I feel that our aim should be to attack that discomfort by whatever methods work using a measured approach. This means that less is better at the outset until we have figured out what we really need. If a medical transition is what we require then that is exactly what we should do. However, many of us are already embroiled in lives we have built and, treating our dysphoria the way we would ultimately want to, may not be possible. This is where deft baby steps are called for.
Some wait until a dear spouse is deceased or children are grown while others find ways within the context of their existing lives to deal with their feelings. If any of this were easy there would be a handbook, but unfortunately none exists. The only thing I know for certain does not work is ignoring your dysphoria; don't do what I did.
It is also very true that dysphoria is not of the same intensity for everyone and I am all but certain that Harry Benjamin was absolutely correct in this. It means that at its highest levels, it is virtually intolerable and must be addressed with transition lest mental health be severely impacted.
Expressing gender differently causes no one else any harm and we can confuse our desire to do this with a clarion call to transition. This is where we need to be extremely careful because there is no shame in lying somewhere between male and female on the gender spectrum. All that matters is that it works for you and society be damned.
For those looking for flexible solutions within a marriage, some spouses are understanding but if not, it may come down to a choice between your mental health and staying with them.
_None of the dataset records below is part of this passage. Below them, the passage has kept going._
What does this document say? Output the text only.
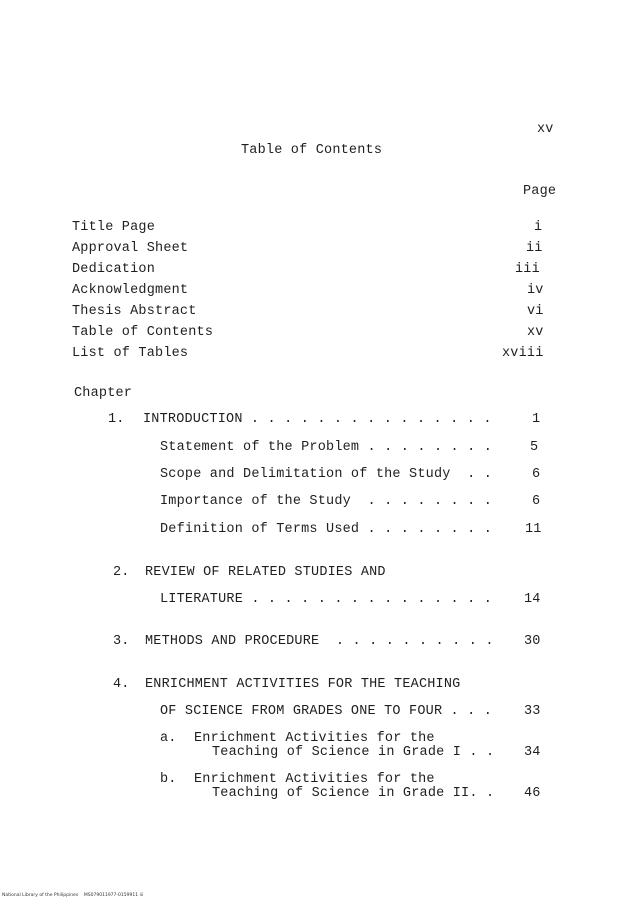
xv
Table of Contents
Page
Title Page	i
Approval Sheet	ii
Dedication	iii
Acknowledgment	iv
Thesis Abstract	vi
Table of Contents	xv
List of Tables	xviii
Chapter
1. INTRODUCTION . . . . . . . . . . . . . . .	1
Statement of the Problem . . . . . . . .	5
Scope and Delimitation of the Study  . .	6
Importance of the Study  . . . . . . . .	6
Definition of Terms Used . . . . . . . . 11
2. REVIEW OF RELATED STUDIES AND
LITERATURE . . . . . . . . . . . . . . . 14
3. METHODS AND PROCEDURE  . . . . . . . . . . 30
4. ENRICHMENT ACTIVITIES FOR THE TEACHING
OF SCIENCE FROM GRADES ONE TO FOUR . . . 33
a. Enrichment Activities for the
Teaching of Science in Grade I . . 34
b. Enrichment Activities for the
Teaching of Science in Grade II. . 46
National Library of the Philippines    MS079011977-0159911 iii
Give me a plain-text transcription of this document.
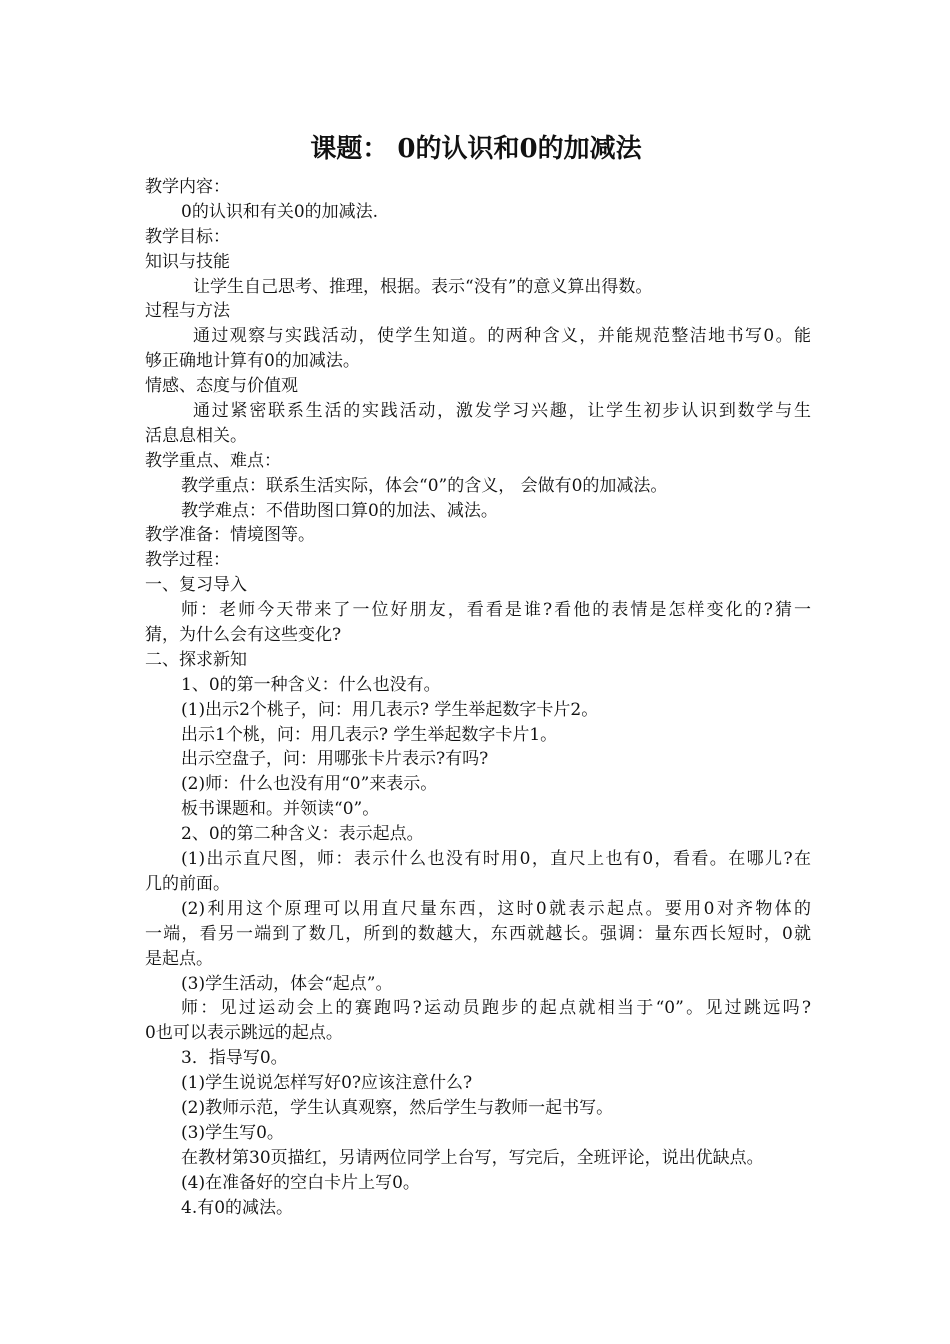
课题： 0的认识和0的加减法
教学内容：
0的认识和有关0的加减法.
教学目标：
知识与技能
让学生自己思考、推理，根据。表示“没有”的意义算出得数。
过程与方法
通过观察与实践活动，使学生知道。的两种含义，并能规范整洁地书写0。能
够正确地计算有0的加减法。
情感、态度与价值观
通过紧密联系生活的实践活动，激发学习兴趣，让学生初步认识到数学与生
活息息相关。
教学重点、难点：
教学重点：联系生活实际，体会“0”的含义， 会做有0的加减法。
教学难点：不借助图口算0的加法、减法。
教学准备：情境图等。
教学过程：
一、复习导入
师：老师今天带来了一位好朋友，看看是谁?看他的表情是怎样变化的?猜一
猜，为什么会有这些变化?
二、探求新知
1、0的第一种含义：什么也没有。
(1)出示2个桃子，问：用几表示? 学生举起数字卡片2。
出示1个桃，问：用几表示? 学生举起数字卡片1。
出示空盘子，问：用哪张卡片表示?有吗?
(2)师：什么也没有用“0”来表示。
板书课题和。并领读“0”。
2、0的第二种含义：表示起点。
(1)出示直尺图，师：表示什么也没有时用0，直尺上也有0，看看。在哪儿?在
几的前面。
(2)利用这个原理可以用直尺量东西，这时0就表示起点。要用0对齐物体的
一端，看另一端到了数几，所到的数越大，东西就越长。强调：量东西长短时，0就
是起点。
(3)学生活动，体会“起点”。
师：见过运动会上的赛跑吗?运动员跑步的起点就相当于“0”。见过跳远吗?
0也可以表示跳远的起点。
3．指导写0。
(1)学生说说怎样写好0?应该注意什么?
(2)教师示范，学生认真观察，然后学生与教师一起书写。
(3)学生写0。
在教材第30页描红，另请两位同学上台写，写完后，全班评论，说出优缺点。
(4)在准备好的空白卡片上写0。
4.有0的减法。
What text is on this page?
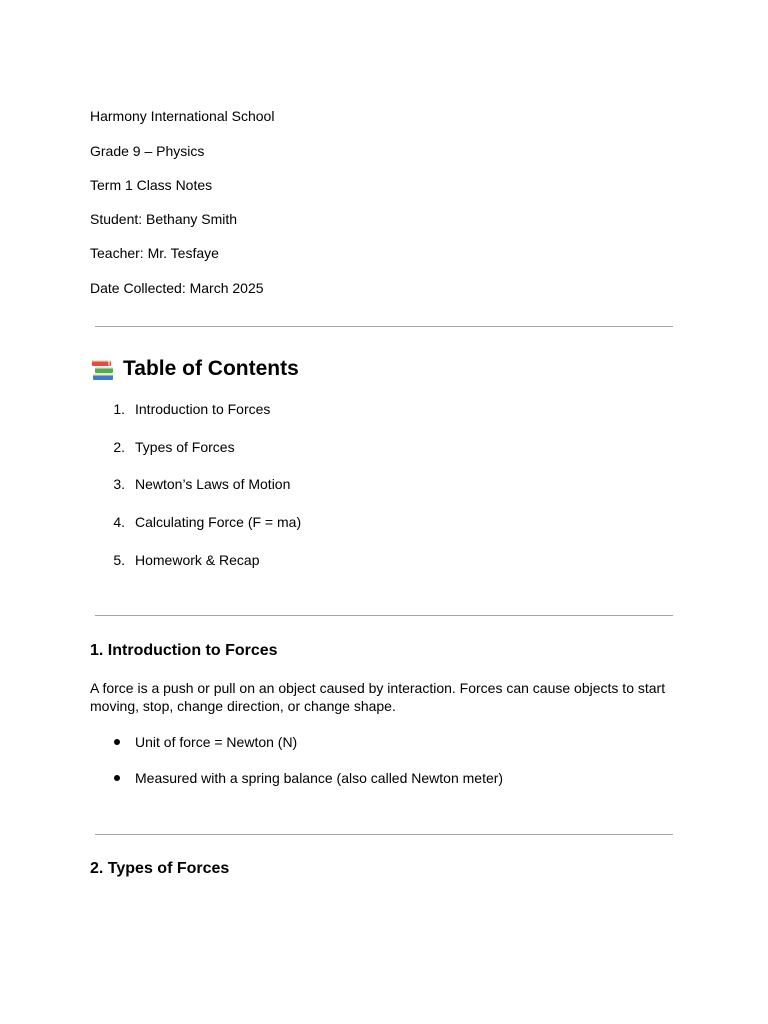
Harmony International School
Grade 9 – Physics
Term 1 Class Notes
Student: Bethany Smith
Teacher: Mr. Tesfaye
Date Collected: March 2025
Table of Contents
1. Introduction to Forces
2. Types of Forces
3. Newton’s Laws of Motion
4. Calculating Force (F = ma)
5. Homework & Recap
1. Introduction to Forces
A force is a push or pull on an object caused by interaction. Forces can cause objects to start moving, stop, change direction, or change shape.
Unit of force = Newton (N)
Measured with a spring balance (also called Newton meter)
2. Types of Forces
You can explain this by asking them what it would feel like to suddenly be prohibited from expressing their gender identity. For this is what it feels like for us.
When you find a balance point you will know it because your happiness will return. No, things won't be perfect because real life isn't, but at least that awful disconnect will be partly or fully curbed.
I am not against getting professional help but in the end we are the ultimate deciders of our path here and no therapist, priest or doctor can tell you what is right for you. Thus, after many years of reading and personal reflection, it turns out that medical transition is not for me although for a time that wasn't an obvious decision.
This is why that soul searching is so pivotal especially since, the further along the spectrum one is from their birth sex, the more challenging that decision becomes.